More White House Insider Trading

Bush Adviser Helped Law Firm Land Job Lobbying for CNOOC By Jonathan Weisman, Washington Post Staff Writer

President Bush’s top independent intelligence adviser met last winter with investment bankers in China to help secure his law firm’s role in lobbying for a state-run Chinese energy firm and its bid for the U.S. oil company Unocal Corp., according to his law firm, Akin Gump.

The involvement of James C. Langdon Jr., chairman of the President’s Foreign Intelligence Advisory Board and a major Bush fundraiser, underscores the tangled Washington connections beneath CNOOC Ltd.’s bid. Both CNOOC and its rival for Unocal, Chevron Corp., have enlisted lobbyists and public relations professionals with deep ties to the Bush White House and Republican leaders in Congress. Wayne L. Berman, a principal lobbyist for Chevron, is a Bush “Ranger,” having raised at least $200,000 for the president’s campaign. His wife, Lea, is the White House social secretary. [mjh: note that Berman and Langdon are TWO different White House insiders.]

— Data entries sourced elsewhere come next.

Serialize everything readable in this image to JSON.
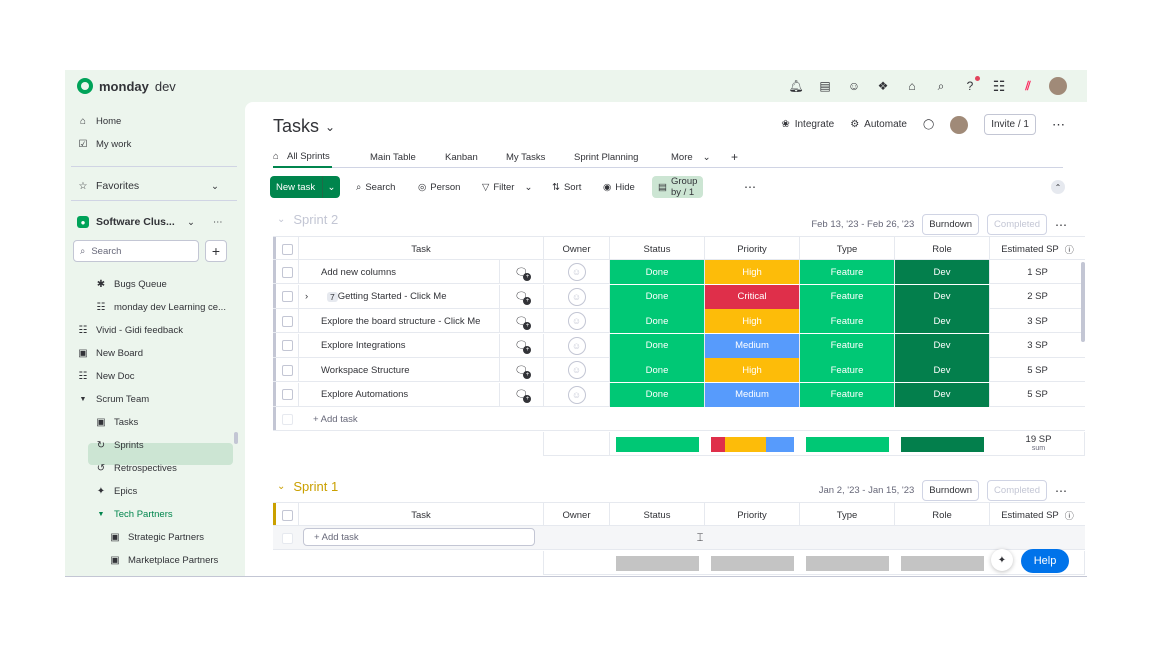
{
  "app": {
    "brand": "monday",
    "product": "dev"
  },
  "colors": {
    "done": "#00c875",
    "high": "#fdbc09",
    "critical": "#df2f4a",
    "medium": "#579bfc",
    "feature": "#00c875",
    "dev": "#037f4c",
    "accent": "#00854d",
    "sprint2": "#c3c6d4",
    "sprint1": "#caa000",
    "help": "#0073ea"
  },
  "sidebar": {
    "home": "Home",
    "my_work": "My work",
    "favorites": "Favorites",
    "workspace": "Software Clus...",
    "search_placeholder": "Search",
    "items": [
      {
        "label": "Bugs Queue",
        "icon": "bug-icon"
      },
      {
        "label": "monday dev Learning ce...",
        "icon": "doc-icon"
      },
      {
        "label": "Vivid - Gidi feedback",
        "icon": "doc-icon"
      },
      {
        "label": "New Board",
        "icon": "board-icon"
      },
      {
        "label": "New Doc",
        "icon": "doc-icon"
      },
      {
        "label": "Scrum Team",
        "icon": "folder-icon"
      },
      {
        "label": "Tasks",
        "icon": "board-icon"
      },
      {
        "label": "Sprints",
        "icon": "sprint-icon"
      },
      {
        "label": "Retrospectives",
        "icon": "retro-icon"
      },
      {
        "label": "Epics",
        "icon": "epic-icon"
      },
      {
        "label": "Tech Partners",
        "icon": "folder-icon"
      },
      {
        "label": "Strategic Partners",
        "icon": "board-icon"
      },
      {
        "label": "Marketplace Partners",
        "icon": "board-icon"
      }
    ]
  },
  "header": {
    "title": "Tasks",
    "integrate": "Integrate",
    "automate": "Automate",
    "invite": "Invite / 1"
  },
  "tabs": [
    "All Sprints",
    "Main Table",
    "Kanban",
    "My Tasks",
    "Sprint Planning",
    "More"
  ],
  "toolbar": {
    "new_task": "New task",
    "search": "Search",
    "person": "Person",
    "filter": "Filter",
    "sort": "Sort",
    "hide": "Hide",
    "group_by": "Group by / 1"
  },
  "columns": [
    "Task",
    "Owner",
    "Status",
    "Priority",
    "Type",
    "Role",
    "Estimated SP"
  ],
  "sprint2": {
    "name": "Sprint 2",
    "dates": "Feb 13, '23 - Feb 26, '23",
    "burndown": "Burndown",
    "completed": "Completed",
    "rows": [
      {
        "task": "Add new columns",
        "status": "Done",
        "priority": "High",
        "type": "Feature",
        "role": "Dev",
        "sp": "1 SP",
        "subitems": ""
      },
      {
        "task": "Getting Started - Click Me",
        "status": "Done",
        "priority": "Critical",
        "type": "Feature",
        "role": "Dev",
        "sp": "2 SP",
        "subitems": "7"
      },
      {
        "task": "Explore the board structure - Click Me",
        "status": "Done",
        "priority": "High",
        "type": "Feature",
        "role": "Dev",
        "sp": "3 SP",
        "subitems": ""
      },
      {
        "task": "Explore Integrations",
        "status": "Done",
        "priority": "Medium",
        "type": "Feature",
        "role": "Dev",
        "sp": "3 SP",
        "subitems": ""
      },
      {
        "task": "Workspace Structure",
        "status": "Done",
        "priority": "High",
        "type": "Feature",
        "role": "Dev",
        "sp": "5 SP",
        "subitems": ""
      },
      {
        "task": "Explore Automations",
        "status": "Done",
        "priority": "Medium",
        "type": "Feature",
        "role": "Dev",
        "sp": "5 SP",
        "subitems": ""
      }
    ],
    "add_task": "+ Add task",
    "sum_value": "19 SP",
    "sum_label": "sum"
  },
  "sprint1": {
    "name": "Sprint 1",
    "dates": "Jan 2, '23 - Jan 15, '23",
    "burndown": "Burndown",
    "completed": "Completed",
    "add_task": "+ Add task"
  },
  "help": "Help"
}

Langdon’s involvement, given his dual role as Bush intelligence adviser and energy lawyer at the law firm Akin Gump Strauss Hauer & Feld LLP, may prove politically problematic, some security experts said. Members of the intelligence board, known as PFIAB, are granted the highest security clearance and develop top-secret advisories and reports for the president, most of which are not even available to members of Congress.

“China is among the biggest intelligence challenges of the coming decades,” said Steven Aftergood, director of the Federation of American Scientists’ Project on Government Secrecy. “Along with the war on terrorism, it’s not far behind, and one has to wonder whether Mr. Langdon’s involvement in Chinese affairs will be tolerated by intelligence agencies that have different interests than those of Mr. Langdon’s firm.” …

CNOOC has already requested a review of its unsolicited $18.5 billion bid for Unocal by the Committee on Foreign Investment in the United States, a secretive 12-member review board that includes Cabinet members and White House officials. The PFIAB chairman does not sit on CFIUS, but a review of national security implications could stray into matters relevant to foreign intelligence, security experts said. …

The House Armed Services Committee will hold a hearing tomorrow on the national security implications of the CNOOC bid. One of the committee’s senior members and a prominent China hawk, Rep. Curt Weldon (R-Pa.), vowed to raise questions of Langdon’s involvement, saying, “Unfortunately, corporate dollars often transcend national security.”

The President’s Foreign Intelligence Advisory Board was established in 1956 to provide the president independent advice on the effectiveness of U.S. intelligence agencies. …

“They have the ear of the president,” said [Steven Aftergood, director of the Federation of American Scientists’ Project on Government Secrecy], who called the board “disproportionately influential.”